Rochester, New York - A man from Rochester, New York, was sentenced to two years of probation and 150 community services hours and fined $15k for exposing employees to asbestos in violation of the Clean Air Act.
Thirty-two-year-old Anastasios Taso Kolokouris’ sentence was delivered by Chief U.S. District Judge Frank P. Geraci. Kolokouris must also pay restitution to the employees who were exposed to the harmful substance while working at his warehouse at 920 Exchange St.
An inspector from the Asbestos Control Bureau of the New York State Department of Labor received a complaint and visited the warehouse in December 2011. He discovered large amounts of asbestos-containing material in and around a dumpster on-site. The individuals using the dumpster for work were not using proper asbestos removal equipment to protect themselves.
In fact, Rochester's manufacturing and architectural preservation activities make asbestos exposure an ongoing concern in the city. Such venerable corporations as Eastman Kodak Company, Genesee Brewing Company, and Bausch & Lomb originated in Rochester and still have manufacturing and research facilities there.
In Rochester’s early years, the city gained a reputation for wheat milling, becoming the largest flour producer in the nation. By mid-century, commercial nurseries supplanted the flour mills, and the "Flour City" became the "Flower City.”
After the Civil War, Rochester emerged as a center for optical and imaging technologies. In 1861, two German immigrants formed Bausch & Lomb, becoming well known for their optical products, including specialty lenses, microscopes, eyeglasses, and more recently, contact lenses and medical implants.
George Eastman founded the Eastman Kodak Company in 1892 to produce cameras and photographic film. Today the company has expanded to digital imaging, printers, and motion picture products.
Although there has been some reduction in manufacturing, Rochester still has an active industrial base, contributing to the asbestos problem. Other prominent manufacturers still active in Rochester include clothier Hickey Freeman and Rochester Midland Corporation.

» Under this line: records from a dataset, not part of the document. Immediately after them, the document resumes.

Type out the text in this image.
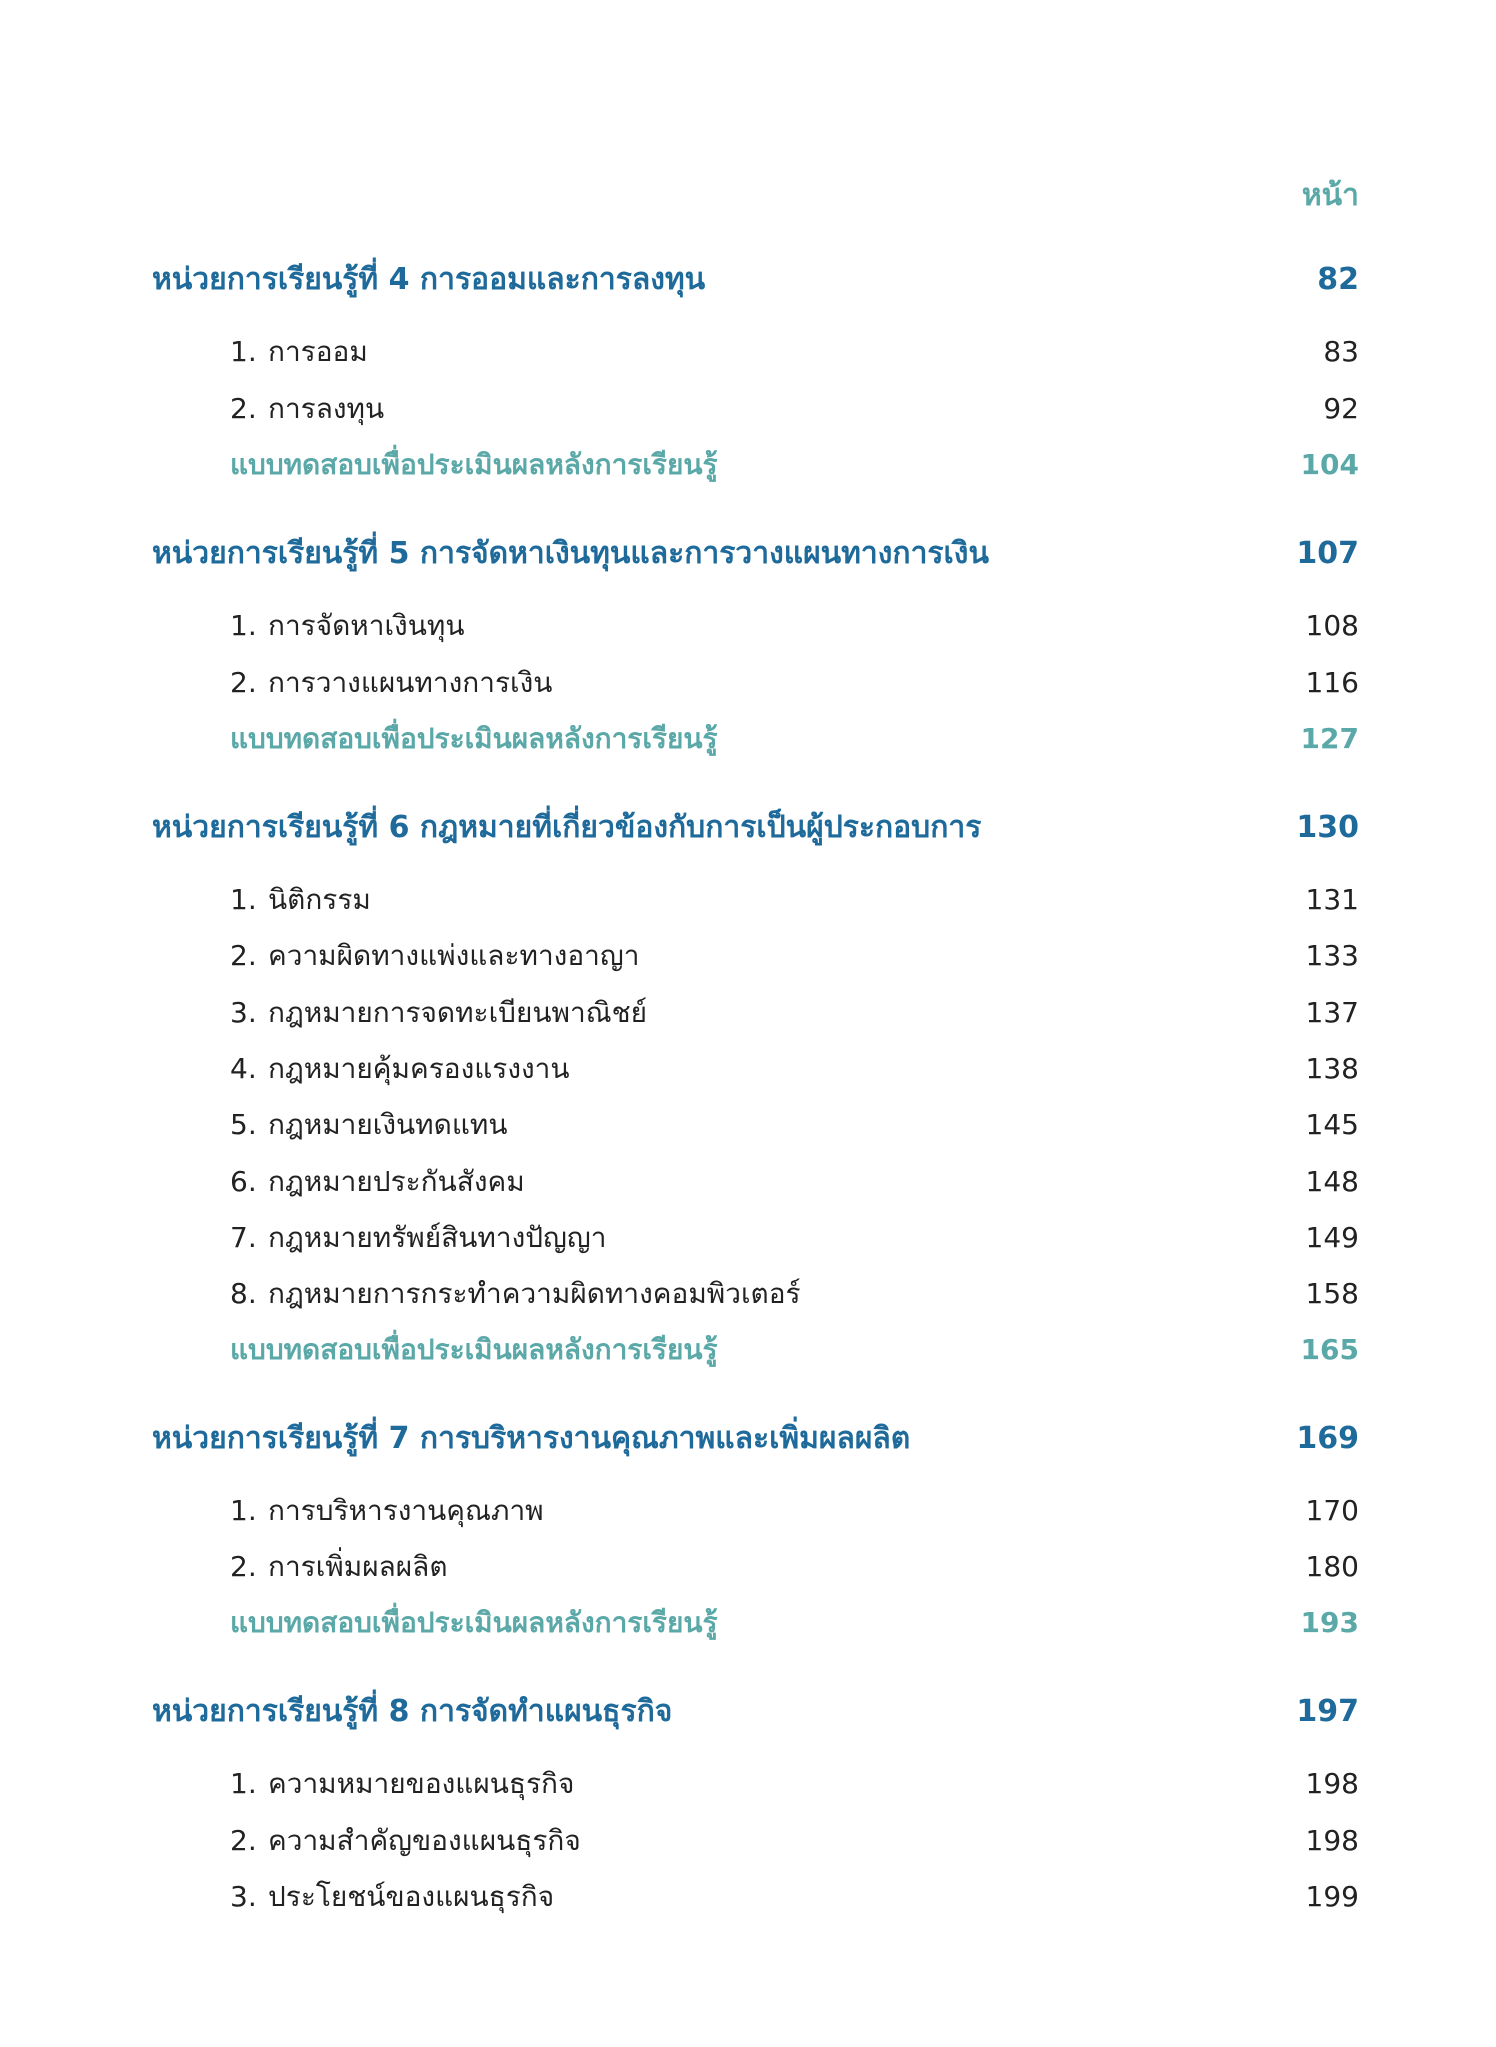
หน้า
หน่วยการเรียนรู้ที่ 4 การออมและการลงทุน	82
1. การออม	83
2. การลงทุน	92
แบบทดสอบเพื่อประเมินผลหลังการเรียนรู้	104
หน่วยการเรียนรู้ที่ 5 การจัดหาเงินทุนและการวางแผนทางการเงิน	107
1. การจัดหาเงินทุน	108
2. การวางแผนทางการเงิน	116
แบบทดสอบเพื่อประเมินผลหลังการเรียนรู้	127
หน่วยการเรียนรู้ที่ 6 กฎหมายที่เกี่ยวข้องกับการเป็นผู้ประกอบการ	130
1. นิติกรรม	131
2. ความผิดทางแพ่งและทางอาญา	133
3. กฎหมายการจดทะเบียนพาณิชย์	137
4. กฎหมายคุ้มครองแรงงาน	138
5. กฎหมายเงินทดแทน	145
6. กฎหมายประกันสังคม	148
7. กฎหมายทรัพย์สินทางปัญญา	149
8. กฎหมายการกระทำความผิดทางคอมพิวเตอร์	158
แบบทดสอบเพื่อประเมินผลหลังการเรียนรู้	165
หน่วยการเรียนรู้ที่ 7 การบริหารงานคุณภาพและเพิ่มผลผลิต	169
1. การบริหารงานคุณภาพ	170
2. การเพิ่มผลผลิต	180
แบบทดสอบเพื่อประเมินผลหลังการเรียนรู้	193
หน่วยการเรียนรู้ที่ 8 การจัดทำแผนธุรกิจ	197
1. ความหมายของแผนธุรกิจ	198
2. ความสำคัญของแผนธุรกิจ	198
3. ประโยชน์ของแผนธุรกิจ	199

In this case, federal and state agents used a search warrant to legally enter Kolokouris’ warehouse premises and find the workers, as young as 16 years old, not wearing the required suits and masks. They also did not have any certification nor receive any training that would allow them to legally remove asbestos properly.
Apparently Kolokouris was paying the workers to remove the asbestos from the dumpster because the dumpster company would not agree to empty it, knowing it was full of asbestos.